Ecuador…as in Equator.
Manta is at 00 degrees and 57 minutes south of the Equator, which puts it roughly 67 miles or 107 kilometers away from the line that marks the planet’s middle. We’ll cross from the Southern to the Northern Hemisphere sometime around 10 pm tonight as we head for Panama and beyond.
The presence of this port brought it a brief moment on the world stage in March of 1736 when some of Europe’s greatest geographers and cartographers gathered here to embark on an expedition to determine the shape of the Earth at the Equator.
The survey included French and Spanish scientists, including Charles Marie de la Condamine, who sought to confirm Isaac Newton’s hypothesis that the earth is a not a perfect sphere but rather has a bulge at the equator because of the effect of centrifugal force on the spinning planet.
We found a monument commemorating that expedition tucked away in a corner of the port as we walked from the ship into steamy Manta, a few miles away.
Just as an aside, it was just a few months ago–July of this year–that I stood on a hillock in Hammerfest in far northern Norway to see a marker from the Struve Geodetic Arcs, a chain of survey triangulations stretching from the far north to the Black Sea, through ten countries and over 2,820 kilometers or 1,752 miles, a 39-year-effort by German-born Russian scientist Friedrich Georg Wilhelm von Struve; his goal was to measure the exact size and shape of the earth by measuring a meridian–a line of longitude running from pole to pole, the opposite line from the equator which is the zero line of latitude.
Back here in Manta, the waters are still thick with fish and the tuna catch remains a major element of the economy.

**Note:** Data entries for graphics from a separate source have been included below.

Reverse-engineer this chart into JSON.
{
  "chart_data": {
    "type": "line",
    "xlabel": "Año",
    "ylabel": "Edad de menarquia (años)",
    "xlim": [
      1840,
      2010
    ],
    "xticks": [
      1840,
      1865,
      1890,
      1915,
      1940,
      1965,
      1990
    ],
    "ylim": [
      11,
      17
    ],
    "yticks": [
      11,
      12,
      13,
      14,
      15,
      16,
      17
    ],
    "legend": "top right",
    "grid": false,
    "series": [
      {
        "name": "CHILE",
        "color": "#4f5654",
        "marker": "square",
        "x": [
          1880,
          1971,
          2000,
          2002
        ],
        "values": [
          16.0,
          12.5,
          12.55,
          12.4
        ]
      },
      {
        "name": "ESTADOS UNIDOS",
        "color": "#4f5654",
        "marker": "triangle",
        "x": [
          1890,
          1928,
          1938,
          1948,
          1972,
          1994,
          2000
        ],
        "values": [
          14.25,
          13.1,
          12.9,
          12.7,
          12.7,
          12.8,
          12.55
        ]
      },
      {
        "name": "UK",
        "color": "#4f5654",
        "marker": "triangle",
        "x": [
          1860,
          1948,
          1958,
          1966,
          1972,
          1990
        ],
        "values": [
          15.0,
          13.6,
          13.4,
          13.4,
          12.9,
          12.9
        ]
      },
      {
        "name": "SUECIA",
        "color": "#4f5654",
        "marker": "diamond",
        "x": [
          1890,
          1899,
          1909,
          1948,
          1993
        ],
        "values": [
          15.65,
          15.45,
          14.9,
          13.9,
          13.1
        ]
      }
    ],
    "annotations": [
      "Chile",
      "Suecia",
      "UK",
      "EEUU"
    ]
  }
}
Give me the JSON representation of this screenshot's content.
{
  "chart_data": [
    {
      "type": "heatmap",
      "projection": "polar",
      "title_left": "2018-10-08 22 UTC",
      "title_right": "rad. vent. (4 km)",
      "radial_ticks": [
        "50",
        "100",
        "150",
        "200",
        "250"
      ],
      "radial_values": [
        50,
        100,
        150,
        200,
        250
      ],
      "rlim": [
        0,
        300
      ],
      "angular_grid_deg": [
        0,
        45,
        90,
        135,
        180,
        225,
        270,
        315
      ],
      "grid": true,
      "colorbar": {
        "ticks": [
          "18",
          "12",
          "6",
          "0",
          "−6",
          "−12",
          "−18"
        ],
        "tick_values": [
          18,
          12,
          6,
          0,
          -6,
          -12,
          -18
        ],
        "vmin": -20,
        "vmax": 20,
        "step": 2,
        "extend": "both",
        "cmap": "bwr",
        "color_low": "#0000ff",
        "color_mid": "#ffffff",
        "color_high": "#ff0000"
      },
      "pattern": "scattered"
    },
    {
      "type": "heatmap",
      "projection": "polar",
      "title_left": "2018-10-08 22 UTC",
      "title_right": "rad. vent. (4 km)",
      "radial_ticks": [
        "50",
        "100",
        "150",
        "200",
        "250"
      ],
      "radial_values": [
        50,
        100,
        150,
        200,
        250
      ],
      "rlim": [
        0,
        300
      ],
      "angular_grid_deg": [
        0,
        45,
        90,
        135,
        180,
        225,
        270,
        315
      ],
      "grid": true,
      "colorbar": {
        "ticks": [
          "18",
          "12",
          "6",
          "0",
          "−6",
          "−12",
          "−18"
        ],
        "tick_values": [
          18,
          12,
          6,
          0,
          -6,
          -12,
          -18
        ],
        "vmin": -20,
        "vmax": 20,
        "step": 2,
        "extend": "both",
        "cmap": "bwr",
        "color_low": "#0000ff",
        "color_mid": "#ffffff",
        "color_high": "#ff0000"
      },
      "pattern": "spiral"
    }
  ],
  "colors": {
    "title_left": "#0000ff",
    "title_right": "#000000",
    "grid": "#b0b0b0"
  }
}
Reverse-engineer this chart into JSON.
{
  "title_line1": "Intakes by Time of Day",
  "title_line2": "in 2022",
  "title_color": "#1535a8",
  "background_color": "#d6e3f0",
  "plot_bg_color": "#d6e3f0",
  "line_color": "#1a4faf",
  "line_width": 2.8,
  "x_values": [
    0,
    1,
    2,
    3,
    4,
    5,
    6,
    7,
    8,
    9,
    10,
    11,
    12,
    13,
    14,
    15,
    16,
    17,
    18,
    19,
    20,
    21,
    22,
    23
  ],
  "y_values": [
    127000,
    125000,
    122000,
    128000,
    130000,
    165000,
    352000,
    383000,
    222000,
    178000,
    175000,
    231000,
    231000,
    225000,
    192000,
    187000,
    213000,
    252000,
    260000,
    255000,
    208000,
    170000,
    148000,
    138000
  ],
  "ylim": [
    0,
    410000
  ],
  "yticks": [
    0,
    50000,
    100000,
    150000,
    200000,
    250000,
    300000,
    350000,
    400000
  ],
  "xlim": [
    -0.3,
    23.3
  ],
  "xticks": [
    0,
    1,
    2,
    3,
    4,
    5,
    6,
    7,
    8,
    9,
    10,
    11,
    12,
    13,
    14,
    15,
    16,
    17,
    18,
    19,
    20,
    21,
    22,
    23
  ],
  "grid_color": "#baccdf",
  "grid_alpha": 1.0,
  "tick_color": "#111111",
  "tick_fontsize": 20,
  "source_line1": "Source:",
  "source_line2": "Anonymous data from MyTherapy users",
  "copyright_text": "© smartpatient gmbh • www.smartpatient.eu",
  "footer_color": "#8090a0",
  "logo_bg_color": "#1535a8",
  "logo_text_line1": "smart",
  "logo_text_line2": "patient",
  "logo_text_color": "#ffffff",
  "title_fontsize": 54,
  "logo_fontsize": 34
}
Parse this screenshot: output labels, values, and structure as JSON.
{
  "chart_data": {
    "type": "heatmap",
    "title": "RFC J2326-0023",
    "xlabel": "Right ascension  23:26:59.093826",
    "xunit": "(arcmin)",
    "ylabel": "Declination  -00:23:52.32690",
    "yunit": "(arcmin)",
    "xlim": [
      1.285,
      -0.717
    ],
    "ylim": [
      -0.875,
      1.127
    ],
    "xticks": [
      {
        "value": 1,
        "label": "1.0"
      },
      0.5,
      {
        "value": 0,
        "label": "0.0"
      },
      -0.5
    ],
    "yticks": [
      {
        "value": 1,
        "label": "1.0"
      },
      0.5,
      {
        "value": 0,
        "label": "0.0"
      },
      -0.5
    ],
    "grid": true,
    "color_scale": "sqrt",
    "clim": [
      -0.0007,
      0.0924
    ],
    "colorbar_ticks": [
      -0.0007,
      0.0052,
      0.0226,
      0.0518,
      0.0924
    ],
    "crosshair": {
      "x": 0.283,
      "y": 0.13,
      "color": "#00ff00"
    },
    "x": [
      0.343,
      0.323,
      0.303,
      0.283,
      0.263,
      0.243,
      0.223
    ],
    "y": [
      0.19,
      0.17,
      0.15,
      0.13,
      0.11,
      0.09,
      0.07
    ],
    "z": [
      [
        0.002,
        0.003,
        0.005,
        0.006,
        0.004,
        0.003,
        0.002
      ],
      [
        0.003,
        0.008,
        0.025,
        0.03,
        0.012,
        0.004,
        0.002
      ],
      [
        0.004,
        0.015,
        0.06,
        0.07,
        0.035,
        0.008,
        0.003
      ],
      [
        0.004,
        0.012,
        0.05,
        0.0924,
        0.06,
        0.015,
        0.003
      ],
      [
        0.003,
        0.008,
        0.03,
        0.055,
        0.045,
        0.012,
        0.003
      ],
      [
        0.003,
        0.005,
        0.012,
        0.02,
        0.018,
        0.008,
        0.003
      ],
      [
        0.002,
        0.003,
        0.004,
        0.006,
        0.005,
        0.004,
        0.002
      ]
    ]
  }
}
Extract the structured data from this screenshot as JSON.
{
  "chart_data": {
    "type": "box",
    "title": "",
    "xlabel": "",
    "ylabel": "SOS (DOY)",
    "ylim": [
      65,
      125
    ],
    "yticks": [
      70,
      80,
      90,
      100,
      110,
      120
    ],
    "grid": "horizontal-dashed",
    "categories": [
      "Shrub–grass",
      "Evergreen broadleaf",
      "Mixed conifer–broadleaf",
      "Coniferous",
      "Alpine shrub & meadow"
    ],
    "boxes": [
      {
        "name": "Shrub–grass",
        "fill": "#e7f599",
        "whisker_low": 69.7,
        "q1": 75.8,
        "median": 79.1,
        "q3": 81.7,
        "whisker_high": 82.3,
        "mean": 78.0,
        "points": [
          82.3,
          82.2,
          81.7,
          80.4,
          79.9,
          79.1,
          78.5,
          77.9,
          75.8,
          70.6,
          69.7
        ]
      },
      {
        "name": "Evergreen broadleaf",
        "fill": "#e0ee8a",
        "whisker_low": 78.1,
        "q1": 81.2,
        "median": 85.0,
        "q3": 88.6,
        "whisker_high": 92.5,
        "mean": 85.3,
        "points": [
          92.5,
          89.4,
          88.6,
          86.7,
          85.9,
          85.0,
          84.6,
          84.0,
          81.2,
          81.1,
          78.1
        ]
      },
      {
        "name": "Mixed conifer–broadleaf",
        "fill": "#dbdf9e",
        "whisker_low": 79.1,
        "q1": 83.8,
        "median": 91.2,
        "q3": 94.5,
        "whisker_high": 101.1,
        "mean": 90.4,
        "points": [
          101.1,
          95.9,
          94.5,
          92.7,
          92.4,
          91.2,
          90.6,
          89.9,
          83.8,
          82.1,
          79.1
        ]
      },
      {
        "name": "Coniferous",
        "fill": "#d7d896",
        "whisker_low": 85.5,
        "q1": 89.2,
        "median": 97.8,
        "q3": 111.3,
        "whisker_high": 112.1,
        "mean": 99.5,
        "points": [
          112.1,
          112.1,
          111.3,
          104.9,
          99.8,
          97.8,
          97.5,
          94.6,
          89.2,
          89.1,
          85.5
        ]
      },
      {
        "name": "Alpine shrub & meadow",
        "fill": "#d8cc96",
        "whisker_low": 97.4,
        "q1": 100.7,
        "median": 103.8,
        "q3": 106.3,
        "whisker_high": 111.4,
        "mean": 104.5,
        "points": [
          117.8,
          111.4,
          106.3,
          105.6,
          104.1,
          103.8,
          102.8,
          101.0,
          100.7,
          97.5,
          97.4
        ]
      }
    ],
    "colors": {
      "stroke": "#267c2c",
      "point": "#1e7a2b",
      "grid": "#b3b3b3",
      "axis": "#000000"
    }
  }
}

The harbor was filled with vessels disgorging their bunkers with tuna, although the size of the creatures and their number has grown smaller over the years as humans overfish and otherwise damage our planet.
And finally, it needs be mentioned that Ecuador–and in particular the town of Montecristi–holds on to its historical place as the origin of the Panama Hat. I know that sounds like a mix of countries, and it is, but many of the workers and visitors to the construction site of the Panama Canal in the late 19th and early 20th century wore straw hats of the type made here and the name of the Ecuadorian product was applied to the north in Panama. Today, some of the hats come from China and elsewhere with no relation to Ecuador or Panama.